Adapun rukun umrah adalah: 1) Ihram ; 2) Thawaf; 3) Sa’i; dan 4) Tahallul. Sedangkan wajib umrah: 1) Niat untuk umrah di Miqat (pada saat mengenakan pakaian ihram); 2) Tidak melakukan perbuatan yang diharamkan.

Tentu saja, pelaksanaan ibadah haji dan umrah harus didasarkan pada niat yang ikhlas karena Allah, bukan untuk mendapat pujian dari manusia dan bukan pula untuk meningkatkan status sosial. Baik umrah maupun haji diwajibkan satu kali seumur hidup; sedangkan pelaksanaan ibadah haji atau umrah kali berikutnya adalah tathawwu’ (sunnah); bukan kewajiban.

Oleh sebab itu, barangsiapa yang sudah mampu menunaikan ibadah haji, maka ia harus menyegerakan hajinya, tidak boleh menunda. Hal ini dinyatakan dalam hadits Rasulullah:

تعجلوا الحج فإن أحدكم لايدري ما يعرض له (رواه أحمد والبيهقي)

Bersegeralah berhaji, karena kamu tidak mengetahui apa yang bakal terjadi terhadap dirimu (HR. Ahmad dan Baihaqi).

Hadits ini merupakan peringatan bagi orang yang sudah ada kemampuan agar tidak mengundurkan niatnya untuk melaksanakan ibadah haji. Karena, boleh jadi kalau ditunda akan terjadi sesuatu musibah, sakit, lemah bahkan mati sebelum berhaji, yang tidak diketahuinya.

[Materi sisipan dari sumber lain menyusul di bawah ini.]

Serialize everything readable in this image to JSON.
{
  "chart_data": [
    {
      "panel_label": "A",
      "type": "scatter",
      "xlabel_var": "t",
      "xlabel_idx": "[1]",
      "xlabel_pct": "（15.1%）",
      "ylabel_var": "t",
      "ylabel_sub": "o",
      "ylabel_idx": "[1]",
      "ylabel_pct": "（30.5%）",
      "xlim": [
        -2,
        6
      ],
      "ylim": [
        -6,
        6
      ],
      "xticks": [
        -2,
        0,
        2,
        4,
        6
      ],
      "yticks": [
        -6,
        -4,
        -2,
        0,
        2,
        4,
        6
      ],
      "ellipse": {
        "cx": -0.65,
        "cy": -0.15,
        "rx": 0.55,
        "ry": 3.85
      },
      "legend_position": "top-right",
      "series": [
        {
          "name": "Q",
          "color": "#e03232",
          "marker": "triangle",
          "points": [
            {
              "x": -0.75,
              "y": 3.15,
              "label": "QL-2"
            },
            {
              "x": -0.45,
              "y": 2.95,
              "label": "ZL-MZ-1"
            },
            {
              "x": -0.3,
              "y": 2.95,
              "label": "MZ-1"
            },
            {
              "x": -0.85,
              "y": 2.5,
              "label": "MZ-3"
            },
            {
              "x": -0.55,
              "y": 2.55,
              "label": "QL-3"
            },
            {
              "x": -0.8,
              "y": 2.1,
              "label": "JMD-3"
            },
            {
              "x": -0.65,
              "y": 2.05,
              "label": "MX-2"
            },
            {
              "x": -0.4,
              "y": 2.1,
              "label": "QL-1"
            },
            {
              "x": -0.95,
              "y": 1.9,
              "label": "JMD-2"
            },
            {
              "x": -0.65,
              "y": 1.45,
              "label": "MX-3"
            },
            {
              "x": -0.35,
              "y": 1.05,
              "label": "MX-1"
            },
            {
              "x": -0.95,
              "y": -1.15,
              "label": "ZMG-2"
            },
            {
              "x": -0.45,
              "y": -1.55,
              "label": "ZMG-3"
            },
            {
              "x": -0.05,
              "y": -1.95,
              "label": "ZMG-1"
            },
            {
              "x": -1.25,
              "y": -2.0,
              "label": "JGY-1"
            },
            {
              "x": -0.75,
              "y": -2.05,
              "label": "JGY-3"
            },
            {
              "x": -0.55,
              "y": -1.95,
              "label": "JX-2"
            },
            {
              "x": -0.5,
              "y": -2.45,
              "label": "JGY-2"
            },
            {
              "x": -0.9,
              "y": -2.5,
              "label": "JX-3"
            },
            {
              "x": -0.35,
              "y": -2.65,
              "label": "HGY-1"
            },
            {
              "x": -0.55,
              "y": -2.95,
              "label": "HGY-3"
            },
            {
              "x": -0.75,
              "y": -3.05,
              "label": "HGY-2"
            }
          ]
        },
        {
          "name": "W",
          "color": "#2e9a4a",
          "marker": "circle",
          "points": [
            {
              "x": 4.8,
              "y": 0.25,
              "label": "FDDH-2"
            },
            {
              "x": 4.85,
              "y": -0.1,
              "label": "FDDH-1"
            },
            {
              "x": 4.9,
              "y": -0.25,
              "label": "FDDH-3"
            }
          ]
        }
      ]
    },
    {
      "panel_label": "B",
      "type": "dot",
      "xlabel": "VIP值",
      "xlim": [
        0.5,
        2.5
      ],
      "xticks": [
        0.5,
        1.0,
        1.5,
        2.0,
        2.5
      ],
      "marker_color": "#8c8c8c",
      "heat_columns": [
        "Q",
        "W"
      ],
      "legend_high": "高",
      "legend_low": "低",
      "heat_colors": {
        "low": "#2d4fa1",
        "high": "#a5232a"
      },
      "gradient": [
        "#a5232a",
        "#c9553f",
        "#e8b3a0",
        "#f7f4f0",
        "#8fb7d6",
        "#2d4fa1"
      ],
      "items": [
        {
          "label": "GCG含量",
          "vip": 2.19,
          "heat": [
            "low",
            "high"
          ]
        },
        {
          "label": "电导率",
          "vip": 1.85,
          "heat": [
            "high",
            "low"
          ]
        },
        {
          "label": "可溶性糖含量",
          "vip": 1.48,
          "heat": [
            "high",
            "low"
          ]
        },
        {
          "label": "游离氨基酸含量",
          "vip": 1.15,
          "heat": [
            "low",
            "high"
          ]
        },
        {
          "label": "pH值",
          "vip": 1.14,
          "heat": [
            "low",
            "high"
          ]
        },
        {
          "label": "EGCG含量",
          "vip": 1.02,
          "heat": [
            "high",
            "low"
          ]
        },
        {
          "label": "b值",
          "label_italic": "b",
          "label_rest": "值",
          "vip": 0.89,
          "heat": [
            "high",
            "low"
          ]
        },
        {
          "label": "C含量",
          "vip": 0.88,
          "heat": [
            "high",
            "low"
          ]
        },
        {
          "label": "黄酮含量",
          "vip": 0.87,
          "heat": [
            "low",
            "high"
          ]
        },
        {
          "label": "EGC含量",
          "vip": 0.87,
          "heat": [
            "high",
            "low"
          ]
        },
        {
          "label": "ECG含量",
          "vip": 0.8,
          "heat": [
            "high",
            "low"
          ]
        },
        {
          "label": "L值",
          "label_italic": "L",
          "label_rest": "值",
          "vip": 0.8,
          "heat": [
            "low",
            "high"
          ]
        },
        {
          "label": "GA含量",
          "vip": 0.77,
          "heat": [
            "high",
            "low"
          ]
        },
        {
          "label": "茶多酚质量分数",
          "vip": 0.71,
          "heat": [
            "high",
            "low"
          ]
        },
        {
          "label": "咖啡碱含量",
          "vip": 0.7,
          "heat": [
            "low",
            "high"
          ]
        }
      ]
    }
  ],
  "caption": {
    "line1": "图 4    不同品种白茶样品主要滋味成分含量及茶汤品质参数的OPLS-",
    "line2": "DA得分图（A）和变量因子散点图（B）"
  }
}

• Ditinjau dari segi munasabah, hadis tersebut merupakan bayan tasyri’ (keterangan penetapan hukum) atau munasabah tasyri’iyyah (korelasi tasyri’) tarhadap ayat 196 surat al-Baqarah di atas. Hadis menguatkan status hukum berhaji bagi orang yang mampu melaksanakannya agar tidak ditunda-tunda lagi.

Secara historis, ibadah pertama kali diwajibkan pada tahun ke-6 Hijriah; dan realisasinya baru dilakukan pada tahu n ke-9 atau ke-10 Hijriah. Rasulullah sendiri melaksanakan ibadah haji pada tahun ke-10 Hijriah; walaupun sebelumnya, beliau sudah pernah melaksanakan ibadah Umrah bersama sahabatnya, pada tahun ke-7 dan ke-8 Hijriah. Pada tahun ke-9 Hijriah, Abu Bakar ditunjuk untuk memimpin jamaah haji. Dalam kesempatan haji itu, Abu Bakar mengumumkan kepada orang-orang Musyrik, yang pada saat itu sedang berhaji, agar mereka tidak mengerjakan ibadah haji lagi. Karena mereka dilarang memasuki Masjidil Haram, dengan turunnya surat al-Taubah ayat 28.

يَاأَيُّهَا الَّذِينَ ءَامَنُوا إِنَّمَا الْمُشْرِكُونَ نَجَسُُ فَلاَيَقْرَبُوا الْمَسْجِدَ الْحَرَامَ بَعْدَ عَامِهِمْ هَذَا

Hai orang-orang beriman, sesungguhnya orang-orang Musyrik itu adalah najis, maka janganlah mereka mendekati Masjidil Haram setelah tahun ini. (al-Taubah: 28).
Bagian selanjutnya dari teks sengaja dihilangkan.